Education for a free development
of women and children

 
  • The IFWF widely educates and encourages women to gain the possibility to become owners of their own labour, and to prepare and carry out projects within this framework.  
  • The IFWF defends the rights of children and struggles to ensure that, especially under war conditions, the forms of violence used against children by the system, society and the family are brought to an end.  
  • The IFWF guarantees and supports the natural and wide ranging development of children.  

In spite of long lasting endeavours for emancipation, discrimination against and disadvantages met by women are still a reality within all societies. The negative influences of unequal opportunities become not only obvious in the spheres of the labour market and the professional life, but also through the continuing domestic violence against women.

The report of the United Nations World’s Women 2000: Trends and Statistics states: “Two thirds of the world's 876 million illiterates are women, and the number of illiterates is not expected to decrease significantly in the next twenty years. (…) Self-employment and part-time and home-based work have expanded opportunities for women's participation in the labour force but are characterized by lack of security, lack of benefits, and low income. Women remain at the lower end of a segregated labour market and continue to be concentrated in a few occupations, to hold positions of little or no authority and to receive less pay than men. (…) Physical and sexual abuse affect millions of girls and women world-wide - yet are known to be seriously under- reported.“ 

Especially under the circumstances of warfare there are no rights for women. In addition to the general destruction caused by war, special methods of torture and crime are used by warring armies to destroy women physically and mentally. Although forms and methods are changing in developing countries as well as in the fully industrialized countries, women are still seen as second-class citizens.    

Within the societies of Europe the conditions for immigrant and refugee women are even harder. Along with the difficulties they face in dominant Western societies as a result of restrictive foreign legislation, racist and sexist discrimination, they are confronted with an internal conflict due to their reality of living in or in between two or even more cultures. Escaping from life threatening conditions of war, torture and suppression, a violent up-rooting often traumatises refugee women. This often leads to an isolated life within traditional family structures, evokes psychological and physical problems. Therefore, there exists an urgent need for special support, consciousness raising and a social dialogue. Due to the long lasting war and suppression, the denial of their national identity, cultural expressions and the prohibition of their language by the State authorities in their homeland, Kurdish women are facing even harder problems under exile conditions.  

From August 5th to 15th, 2001 the IFWF carried out an education camp for women and children of different origins in the Netherlands. As the 83 participants of the camp were mainly Kurdish women and children, we tried to concentrate our program on their specific needs and requests.

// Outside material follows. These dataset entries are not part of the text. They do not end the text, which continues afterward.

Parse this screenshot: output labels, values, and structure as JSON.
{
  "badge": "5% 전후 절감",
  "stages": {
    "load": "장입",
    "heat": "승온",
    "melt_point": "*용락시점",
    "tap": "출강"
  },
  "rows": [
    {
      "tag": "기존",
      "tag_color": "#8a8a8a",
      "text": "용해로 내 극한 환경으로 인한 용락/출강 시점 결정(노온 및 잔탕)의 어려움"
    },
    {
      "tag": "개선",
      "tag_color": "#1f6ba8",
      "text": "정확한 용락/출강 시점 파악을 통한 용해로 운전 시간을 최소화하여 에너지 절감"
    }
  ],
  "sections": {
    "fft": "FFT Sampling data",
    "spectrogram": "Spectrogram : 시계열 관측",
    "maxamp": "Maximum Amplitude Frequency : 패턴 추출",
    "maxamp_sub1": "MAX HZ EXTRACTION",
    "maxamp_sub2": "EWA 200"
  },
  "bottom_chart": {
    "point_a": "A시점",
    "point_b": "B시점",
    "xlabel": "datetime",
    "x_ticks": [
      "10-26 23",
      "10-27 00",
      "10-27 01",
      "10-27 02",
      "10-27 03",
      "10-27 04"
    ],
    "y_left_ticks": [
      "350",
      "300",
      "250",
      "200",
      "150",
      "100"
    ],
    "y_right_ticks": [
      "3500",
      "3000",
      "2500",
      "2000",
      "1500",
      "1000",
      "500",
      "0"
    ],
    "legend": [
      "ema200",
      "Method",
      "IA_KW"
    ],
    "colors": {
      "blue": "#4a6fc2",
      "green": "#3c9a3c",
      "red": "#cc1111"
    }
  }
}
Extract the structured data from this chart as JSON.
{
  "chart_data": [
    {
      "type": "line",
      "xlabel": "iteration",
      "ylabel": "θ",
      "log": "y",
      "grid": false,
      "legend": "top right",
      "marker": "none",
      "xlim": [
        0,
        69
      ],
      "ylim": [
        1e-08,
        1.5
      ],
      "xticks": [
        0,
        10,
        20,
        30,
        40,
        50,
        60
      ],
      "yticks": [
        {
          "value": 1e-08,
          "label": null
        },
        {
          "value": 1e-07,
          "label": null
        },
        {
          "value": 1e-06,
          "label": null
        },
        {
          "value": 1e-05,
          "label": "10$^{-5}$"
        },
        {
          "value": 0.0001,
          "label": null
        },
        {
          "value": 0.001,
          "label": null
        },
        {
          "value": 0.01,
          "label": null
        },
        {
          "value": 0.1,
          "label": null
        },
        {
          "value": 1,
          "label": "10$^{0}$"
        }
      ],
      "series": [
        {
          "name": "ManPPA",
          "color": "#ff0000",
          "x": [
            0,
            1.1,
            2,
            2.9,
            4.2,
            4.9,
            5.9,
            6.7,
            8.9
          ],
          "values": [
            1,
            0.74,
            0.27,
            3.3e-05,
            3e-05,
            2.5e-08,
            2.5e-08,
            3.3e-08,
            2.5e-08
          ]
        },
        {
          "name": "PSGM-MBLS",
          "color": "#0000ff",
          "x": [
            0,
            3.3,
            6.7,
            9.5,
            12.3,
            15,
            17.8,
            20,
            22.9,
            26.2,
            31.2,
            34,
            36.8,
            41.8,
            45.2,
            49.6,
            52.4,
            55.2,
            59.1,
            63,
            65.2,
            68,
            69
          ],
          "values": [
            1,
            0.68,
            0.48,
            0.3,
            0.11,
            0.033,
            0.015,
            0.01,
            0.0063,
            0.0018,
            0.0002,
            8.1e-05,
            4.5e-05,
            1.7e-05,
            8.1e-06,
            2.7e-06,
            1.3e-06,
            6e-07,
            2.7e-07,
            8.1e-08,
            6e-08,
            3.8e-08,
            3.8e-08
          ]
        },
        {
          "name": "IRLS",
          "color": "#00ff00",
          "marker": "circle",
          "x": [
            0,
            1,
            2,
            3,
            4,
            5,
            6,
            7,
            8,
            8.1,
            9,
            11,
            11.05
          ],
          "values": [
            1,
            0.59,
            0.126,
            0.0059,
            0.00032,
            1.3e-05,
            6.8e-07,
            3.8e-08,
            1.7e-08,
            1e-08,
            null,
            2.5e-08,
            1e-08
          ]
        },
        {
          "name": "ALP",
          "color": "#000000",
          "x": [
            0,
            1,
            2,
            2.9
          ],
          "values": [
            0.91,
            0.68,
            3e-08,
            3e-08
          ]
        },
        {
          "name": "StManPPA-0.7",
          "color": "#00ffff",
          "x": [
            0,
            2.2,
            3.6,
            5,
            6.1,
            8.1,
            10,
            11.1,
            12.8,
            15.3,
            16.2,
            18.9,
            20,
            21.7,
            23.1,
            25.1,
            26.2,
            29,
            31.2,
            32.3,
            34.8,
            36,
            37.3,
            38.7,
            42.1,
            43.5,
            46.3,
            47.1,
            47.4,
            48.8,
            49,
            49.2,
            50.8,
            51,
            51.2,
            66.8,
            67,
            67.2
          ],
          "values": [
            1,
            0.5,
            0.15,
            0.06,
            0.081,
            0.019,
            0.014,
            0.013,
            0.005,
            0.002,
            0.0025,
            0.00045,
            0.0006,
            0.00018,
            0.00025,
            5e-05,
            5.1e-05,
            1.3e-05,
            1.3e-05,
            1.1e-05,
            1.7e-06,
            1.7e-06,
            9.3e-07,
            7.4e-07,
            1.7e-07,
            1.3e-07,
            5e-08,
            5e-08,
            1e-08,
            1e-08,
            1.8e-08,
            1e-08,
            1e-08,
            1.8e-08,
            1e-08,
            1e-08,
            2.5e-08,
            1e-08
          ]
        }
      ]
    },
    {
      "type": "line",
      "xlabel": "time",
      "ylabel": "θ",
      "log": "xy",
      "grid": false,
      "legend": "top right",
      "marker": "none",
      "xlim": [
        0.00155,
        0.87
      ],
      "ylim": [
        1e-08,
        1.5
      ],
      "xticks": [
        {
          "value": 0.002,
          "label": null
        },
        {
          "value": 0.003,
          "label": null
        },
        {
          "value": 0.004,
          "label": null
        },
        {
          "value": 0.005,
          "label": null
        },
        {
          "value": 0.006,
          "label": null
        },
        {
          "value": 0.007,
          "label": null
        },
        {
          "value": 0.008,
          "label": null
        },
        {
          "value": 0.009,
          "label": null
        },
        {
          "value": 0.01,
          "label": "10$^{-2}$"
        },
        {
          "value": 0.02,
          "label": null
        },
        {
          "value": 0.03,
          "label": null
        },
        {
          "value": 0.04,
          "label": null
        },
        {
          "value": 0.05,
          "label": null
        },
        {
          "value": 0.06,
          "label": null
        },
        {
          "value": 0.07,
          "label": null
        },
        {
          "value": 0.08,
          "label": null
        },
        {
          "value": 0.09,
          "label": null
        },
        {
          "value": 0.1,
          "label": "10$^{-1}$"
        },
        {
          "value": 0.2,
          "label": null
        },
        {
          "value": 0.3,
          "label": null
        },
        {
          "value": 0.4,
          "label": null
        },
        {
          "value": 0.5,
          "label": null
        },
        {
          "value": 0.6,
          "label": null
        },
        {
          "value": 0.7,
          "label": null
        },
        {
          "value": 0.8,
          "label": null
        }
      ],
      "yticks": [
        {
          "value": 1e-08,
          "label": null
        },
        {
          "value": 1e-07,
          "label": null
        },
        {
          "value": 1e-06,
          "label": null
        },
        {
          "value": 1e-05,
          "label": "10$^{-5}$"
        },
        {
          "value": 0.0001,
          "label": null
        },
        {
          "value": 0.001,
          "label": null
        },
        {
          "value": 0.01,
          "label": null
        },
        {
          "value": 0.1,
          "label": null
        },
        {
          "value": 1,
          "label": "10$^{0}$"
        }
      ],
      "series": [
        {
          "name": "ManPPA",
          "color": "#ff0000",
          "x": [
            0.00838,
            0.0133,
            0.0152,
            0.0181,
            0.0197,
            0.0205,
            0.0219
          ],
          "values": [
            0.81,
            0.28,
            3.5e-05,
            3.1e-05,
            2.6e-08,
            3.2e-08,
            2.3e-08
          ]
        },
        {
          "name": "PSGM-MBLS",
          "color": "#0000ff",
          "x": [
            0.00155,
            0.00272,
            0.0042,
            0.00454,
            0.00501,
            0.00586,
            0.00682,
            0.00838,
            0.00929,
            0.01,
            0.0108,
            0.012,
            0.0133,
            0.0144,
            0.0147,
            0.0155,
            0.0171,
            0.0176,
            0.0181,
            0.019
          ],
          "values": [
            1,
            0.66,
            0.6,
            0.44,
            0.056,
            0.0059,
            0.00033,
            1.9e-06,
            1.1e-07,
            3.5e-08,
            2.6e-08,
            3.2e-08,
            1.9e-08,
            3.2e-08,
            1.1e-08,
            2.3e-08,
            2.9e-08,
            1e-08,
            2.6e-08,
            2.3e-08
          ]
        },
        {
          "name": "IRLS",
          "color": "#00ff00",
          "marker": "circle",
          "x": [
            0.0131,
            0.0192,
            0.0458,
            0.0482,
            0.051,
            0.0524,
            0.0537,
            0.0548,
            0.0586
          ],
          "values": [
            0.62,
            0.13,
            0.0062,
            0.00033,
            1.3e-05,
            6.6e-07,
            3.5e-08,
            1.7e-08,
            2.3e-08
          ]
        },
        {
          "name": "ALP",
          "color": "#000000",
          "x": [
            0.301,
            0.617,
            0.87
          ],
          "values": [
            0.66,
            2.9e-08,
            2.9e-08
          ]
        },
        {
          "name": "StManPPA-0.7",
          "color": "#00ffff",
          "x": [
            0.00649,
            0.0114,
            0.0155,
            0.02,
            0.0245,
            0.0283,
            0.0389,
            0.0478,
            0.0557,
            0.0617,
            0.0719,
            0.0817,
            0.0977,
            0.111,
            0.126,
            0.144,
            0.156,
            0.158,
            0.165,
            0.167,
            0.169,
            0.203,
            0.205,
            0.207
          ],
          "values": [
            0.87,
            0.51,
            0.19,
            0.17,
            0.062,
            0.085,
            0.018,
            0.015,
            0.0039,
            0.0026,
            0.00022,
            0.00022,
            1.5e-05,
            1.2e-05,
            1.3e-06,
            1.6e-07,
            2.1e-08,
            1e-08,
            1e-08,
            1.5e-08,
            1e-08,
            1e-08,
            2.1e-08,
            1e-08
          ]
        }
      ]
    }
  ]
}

Although young people are indisputably the most dynamic part of societal structures, the youth are not sufficiently esteemed and cherished by society. Especially migrant children are often doubly estranged from society, besieged by a sense of loneliness and exclusion. They are part of two different social structures but often unable to fully adapt to either of them. This dilemma can cause identity crises or depressions and even amount to heavy psychological problems and traumatisation if the young people originally come from a society confronted with heavy suppression of its cultural identity and language and if they experienced humiliation, discrimination, fears, isolation or violence related to the non-acknowledgement of their culture. We organized a summer camp with the intention to help young Kurdish girls cope with their feelings of estrangement, solitude and exclusion.